When you’re on a diet, how many times a day do you weigh yourself? And when things aren’t going well with your weight loss efforts, do you actively avoid stepping on your scale? While scales do measure the gravitational pull of the earth at a given moment in time, unfortunately they are somehow also thought to tell us how we’re doing, whether we’re healthy, and how hard we’re trying. So is there a right answer to how often you should weigh yourself? Should you weight yourself daily? Or is weighing yourself frequently a risky endeavour? As with most things, the answer is that it depends.
It’s difficult to say when our obsessions with scales and weight began, but no doubt the last century at least has seen us caring a great deal about their measurements.
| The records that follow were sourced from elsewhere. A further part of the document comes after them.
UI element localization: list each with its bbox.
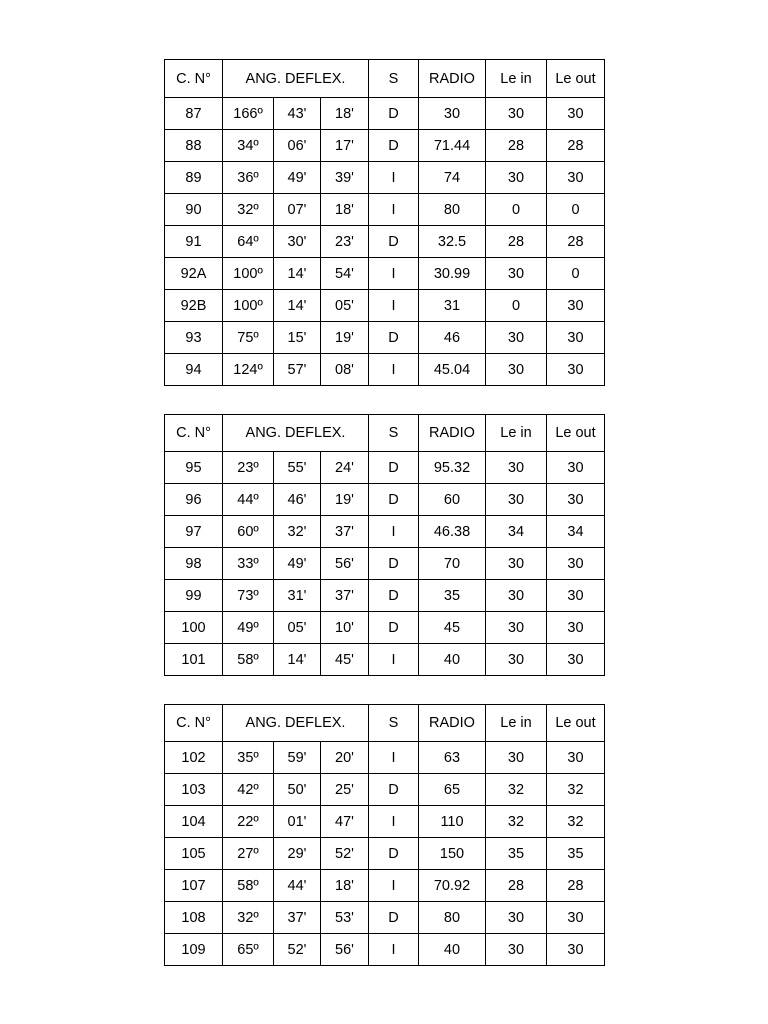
cell-s: D <box>369 838 419 870</box>
cell-cn: 93 <box>165 322 223 354</box>
table-row <box>165 162 605 194</box>
table-row <box>165 806 605 838</box>
cell-cn: 87 <box>165 98 223 130</box>
cell-cn: 105 <box>165 838 223 870</box>
cell-s: I <box>369 644 419 676</box>
cell-cn: 95 <box>165 452 223 484</box>
cell-deg: 32º <box>223 902 274 934</box>
cell-deg: 65º <box>223 934 274 966</box>
cell-sec: 08' <box>321 354 369 386</box>
cell-radio: 80 <box>419 194 486 226</box>
cell-min: 05' <box>274 612 321 644</box>
table-row <box>165 612 605 644</box>
header-s: S <box>369 60 419 98</box>
cell-le-in: 30 <box>486 612 547 644</box>
cell-s: I <box>369 258 419 290</box>
cell-le-out: 28 <box>547 130 605 162</box>
cell-radio: 110 <box>419 806 486 838</box>
cell-radio: 31 <box>419 290 486 322</box>
table-row <box>165 580 605 612</box>
cell-deg: 58º <box>223 644 274 676</box>
cell-le-in: 30 <box>486 934 547 966</box>
cell-min: 31' <box>274 580 321 612</box>
cell-sec: 37' <box>321 580 369 612</box>
cell-le-in: 28 <box>486 870 547 902</box>
cell-le-out: 35 <box>547 838 605 870</box>
cell-le-out: 28 <box>547 870 605 902</box>
cell-s: I <box>369 934 419 966</box>
header-le-in: Le in <box>486 415 547 452</box>
header-radio: RADIO <box>419 705 486 742</box>
table-row <box>165 452 605 484</box>
table-row <box>165 516 605 548</box>
cell-le-in: 30 <box>486 258 547 290</box>
cell-le-in: 0 <box>486 194 547 226</box>
cell-deg: 23º <box>223 452 274 484</box>
cell-min: 14' <box>274 258 321 290</box>
cell-sec: 53' <box>321 902 369 934</box>
cell-sec: 45' <box>321 644 369 676</box>
cell-s: I <box>369 516 419 548</box>
cell-le-out: 28 <box>547 226 605 258</box>
cell-min: 49' <box>274 548 321 580</box>
cell-le-in: 28 <box>486 130 547 162</box>
table-row <box>165 98 605 130</box>
header-cn: C. N° <box>165 705 223 742</box>
cell-deg: 33º <box>223 548 274 580</box>
cell-cn: 102 <box>165 742 223 774</box>
cell-cn: 92A <box>165 258 223 290</box>
cell-min: 50' <box>274 774 321 806</box>
header-ang-deflex: ANG. DEFLEX. <box>223 60 369 98</box>
cell-s: D <box>369 902 419 934</box>
cell-s: I <box>369 162 419 194</box>
cell-radio: 60 <box>419 484 486 516</box>
cell-deg: 42º <box>223 774 274 806</box>
cell-min: 14' <box>274 290 321 322</box>
header-s: S <box>369 705 419 742</box>
cell-sec: 37' <box>321 516 369 548</box>
cell-sec: 24' <box>321 452 369 484</box>
cell-radio: 45.04 <box>419 354 486 386</box>
cell-deg: 34º <box>223 130 274 162</box>
cell-le-out: 0 <box>547 258 605 290</box>
cell-le-out: 30 <box>547 484 605 516</box>
header-ang-deflex: ANG. DEFLEX. <box>223 705 369 742</box>
cell-s: D <box>369 452 419 484</box>
header-s: S <box>369 415 419 452</box>
cell-radio: 70 <box>419 548 486 580</box>
cell-cn: 109 <box>165 934 223 966</box>
cell-deg: 100º <box>223 258 274 290</box>
header-le-in: Le in <box>486 60 547 98</box>
cell-le-in: 30 <box>486 548 547 580</box>
header-le-out: Le out <box>547 415 605 452</box>
cell-s: D <box>369 322 419 354</box>
cell-le-in: 28 <box>486 226 547 258</box>
cell-sec: 56' <box>321 548 369 580</box>
cell-le-in: 30 <box>486 580 547 612</box>
cell-deg: 75º <box>223 322 274 354</box>
table-header-row <box>165 60 605 98</box>
cell-min: 07' <box>274 194 321 226</box>
cell-deg: 44º <box>223 484 274 516</box>
table-row <box>165 354 605 386</box>
cell-le-in: 35 <box>486 838 547 870</box>
cell-le-in: 30 <box>486 322 547 354</box>
cell-le-in: 30 <box>486 354 547 386</box>
cell-le-in: 32 <box>486 774 547 806</box>
cell-s: D <box>369 612 419 644</box>
header-radio: RADIO <box>419 415 486 452</box>
cell-radio: 80 <box>419 902 486 934</box>
cell-cn: 90 <box>165 194 223 226</box>
cell-sec: 20' <box>321 742 369 774</box>
cell-cn: 108 <box>165 902 223 934</box>
cell-le-in: 34 <box>486 516 547 548</box>
cell-le-out: 30 <box>547 548 605 580</box>
cell-sec: 19' <box>321 322 369 354</box>
table-row <box>165 870 605 902</box>
cell-min: 06' <box>274 130 321 162</box>
header-le-out: Le out <box>547 60 605 98</box>
cell-radio: 40 <box>419 934 486 966</box>
cell-deg: 73º <box>223 580 274 612</box>
cell-le-out: 32 <box>547 806 605 838</box>
cell-sec: 05' <box>321 290 369 322</box>
cell-s: D <box>369 580 419 612</box>
header-radio: RADIO <box>419 60 486 98</box>
cell-sec: 47' <box>321 806 369 838</box>
cell-radio: 65 <box>419 774 486 806</box>
cell-deg: 124º <box>223 354 274 386</box>
cell-min: 44' <box>274 870 321 902</box>
cell-cn: 94 <box>165 354 223 386</box>
cell-radio: 40 <box>419 644 486 676</box>
cell-le-out: 30 <box>547 162 605 194</box>
cell-le-in: 30 <box>486 162 547 194</box>
cell-sec: 18' <box>321 98 369 130</box>
table-row <box>165 644 605 676</box>
cell-s: I <box>369 806 419 838</box>
cell-cn: 101 <box>165 644 223 676</box>
cell-le-out: 30 <box>547 290 605 322</box>
cell-sec: 56' <box>321 934 369 966</box>
cell-radio: 150 <box>419 838 486 870</box>
header-ang-deflex: ANG. DEFLEX. <box>223 415 369 452</box>
cell-deg: 36º <box>223 162 274 194</box>
curve-table-2 <box>164 414 605 676</box>
cell-radio: 70.92 <box>419 870 486 902</box>
cell-cn: 97 <box>165 516 223 548</box>
cell-min: 15' <box>274 322 321 354</box>
cell-deg: 22º <box>223 806 274 838</box>
cell-radio: 32.5 <box>419 226 486 258</box>
cell-deg: 49º <box>223 612 274 644</box>
cell-le-in: 30 <box>486 452 547 484</box>
table-row <box>165 484 605 516</box>
cell-le-in: 32 <box>486 806 547 838</box>
table-row <box>165 774 605 806</box>
header-le-in: Le in <box>486 705 547 742</box>
cell-deg: 166º <box>223 98 274 130</box>
cell-deg: 58º <box>223 870 274 902</box>
table-row <box>165 838 605 870</box>
cell-sec: 18' <box>321 194 369 226</box>
table-row <box>165 130 605 162</box>
cell-deg: 100º <box>223 290 274 322</box>
cell-radio: 30.99 <box>419 258 486 290</box>
cell-le-out: 30 <box>547 580 605 612</box>
cell-le-out: 30 <box>547 902 605 934</box>
cell-deg: 35º <box>223 742 274 774</box>
table-row <box>165 322 605 354</box>
cell-sec: 18' <box>321 870 369 902</box>
cell-cn: 91 <box>165 226 223 258</box>
cell-cn: 103 <box>165 774 223 806</box>
cell-le-out: 30 <box>547 612 605 644</box>
cell-sec: 52' <box>321 838 369 870</box>
cell-radio: 45 <box>419 612 486 644</box>
table-header-row <box>165 415 605 452</box>
cell-cn: 107 <box>165 870 223 902</box>
cell-sec: 54' <box>321 258 369 290</box>
cell-le-in: 30 <box>486 742 547 774</box>
cell-s: D <box>369 98 419 130</box>
cell-min: 32' <box>274 516 321 548</box>
table-row <box>165 258 605 290</box>
cell-s: D <box>369 226 419 258</box>
cell-min: 29' <box>274 838 321 870</box>
cell-s: I <box>369 354 419 386</box>
cell-le-in: 0 <box>486 290 547 322</box>
cell-le-in: 30 <box>486 644 547 676</box>
cell-min: 52' <box>274 934 321 966</box>
cell-le-out: 30 <box>547 742 605 774</box>
cell-cn: 100 <box>165 612 223 644</box>
cell-le-out: 0 <box>547 194 605 226</box>
cell-s: D <box>369 484 419 516</box>
cell-sec: 23' <box>321 226 369 258</box>
cell-radio: 35 <box>419 580 486 612</box>
cell-le-out: 30 <box>547 354 605 386</box>
cell-min: 57' <box>274 354 321 386</box>
header-le-out: Le out <box>547 705 605 742</box>
cell-min: 01' <box>274 806 321 838</box>
table-row <box>165 742 605 774</box>
table-row <box>165 290 605 322</box>
cell-le-out: 32 <box>547 774 605 806</box>
cell-cn: 92B <box>165 290 223 322</box>
header-cn: C. N° <box>165 415 223 452</box>
cell-min: 43' <box>274 98 321 130</box>
cell-sec: 39' <box>321 162 369 194</box>
cell-radio: 46.38 <box>419 516 486 548</box>
cell-s: I <box>369 870 419 902</box>
cell-sec: 17' <box>321 130 369 162</box>
cell-radio: 74 <box>419 162 486 194</box>
cell-deg: 32º <box>223 194 274 226</box>
cell-deg: 27º <box>223 838 274 870</box>
cell-cn: 104 <box>165 806 223 838</box>
cell-deg: 60º <box>223 516 274 548</box>
cell-cn: 98 <box>165 548 223 580</box>
cell-min: 46' <box>274 484 321 516</box>
cell-le-out: 30 <box>547 452 605 484</box>
cell-s: D <box>369 130 419 162</box>
cell-s: D <box>369 774 419 806</box>
cell-cn: 99 <box>165 580 223 612</box>
header-cn: C. N° <box>165 60 223 98</box>
cell-cn: 89 <box>165 162 223 194</box>
cell-s: I <box>369 194 419 226</box>
cell-s: I <box>369 742 419 774</box>
cell-le-out: 30 <box>547 322 605 354</box>
cell-radio: 63 <box>419 742 486 774</box>
curve-table-1 <box>164 59 605 386</box>
cell-min: 49' <box>274 162 321 194</box>
cell-le-in: 30 <box>486 902 547 934</box>
cell-le-out: 30 <box>547 98 605 130</box>
table-row <box>165 902 605 934</box>
cell-min: 55' <box>274 452 321 484</box>
cell-min: 59' <box>274 742 321 774</box>
cell-sec: 25' <box>321 774 369 806</box>
cell-deg: 64º <box>223 226 274 258</box>
cell-s: I <box>369 290 419 322</box>
cell-min: 14' <box>274 644 321 676</box>
cell-radio: 95.32 <box>419 452 486 484</box>
cell-radio: 46 <box>419 322 486 354</box>
cell-radio: 71.44 <box>419 130 486 162</box>
cell-cn: 88 <box>165 130 223 162</box>
cell-le-out: 34 <box>547 516 605 548</box>
cell-sec: 19' <box>321 484 369 516</box>
cell-le-in: 30 <box>486 484 547 516</box>
cell-s: D <box>369 548 419 580</box>
table-header-row <box>165 705 605 742</box>
cell-cn: 96 <box>165 484 223 516</box>
cell-radio: 30 <box>419 98 486 130</box>
table-row <box>165 194 605 226</box>
curve-table-3 <box>164 704 605 966</box>
cell-le-in: 30 <box>486 98 547 130</box>
table-row <box>165 226 605 258</box>
table-row <box>165 934 605 966</box>
cell-sec: 10' <box>321 612 369 644</box>
cell-le-out: 30 <box>547 644 605 676</box>
cell-min: 37' <box>274 902 321 934</box>
table-row <box>165 548 605 580</box>
cell-min: 30' <box>274 226 321 258</box>
cell-le-out: 30 <box>547 934 605 966</box>
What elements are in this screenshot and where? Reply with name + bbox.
Where perhaps once scales were only found in our doctors’ offices or coin operated scales outside supermarkets (yes, they really had those), today scales are extremely inexpensive and have evolved to communicate directly with our smartphones and to also measure, albeit without great accuracy, our body fat percentages.
While there are definitely studies suggesting weighing yourself daily is useful for weight loss, the studies looking at same aren’t as clear cut as the world wants you to believe and are almost entirely observational (rather than randomized).
A randomized controlled study that managed to isolate daily weighing as an intervention that looked at 183 adults who were all given ineffective dietary advice (meaning if they lost weight it would be attributable to their daily scale use as they weren’t given good weight loss advice) found that weighing daily had no impact on weight loss.
And those studies that do note greater losses from those who weight themselves daily? Perhaps they’re simply discovering that those who are more successfully losing weight are more likely to want to see that reinforced by greater scale use and where people who know things aren’t going so well, avoid the scale for fear of reinforcing their disappointment and frustration.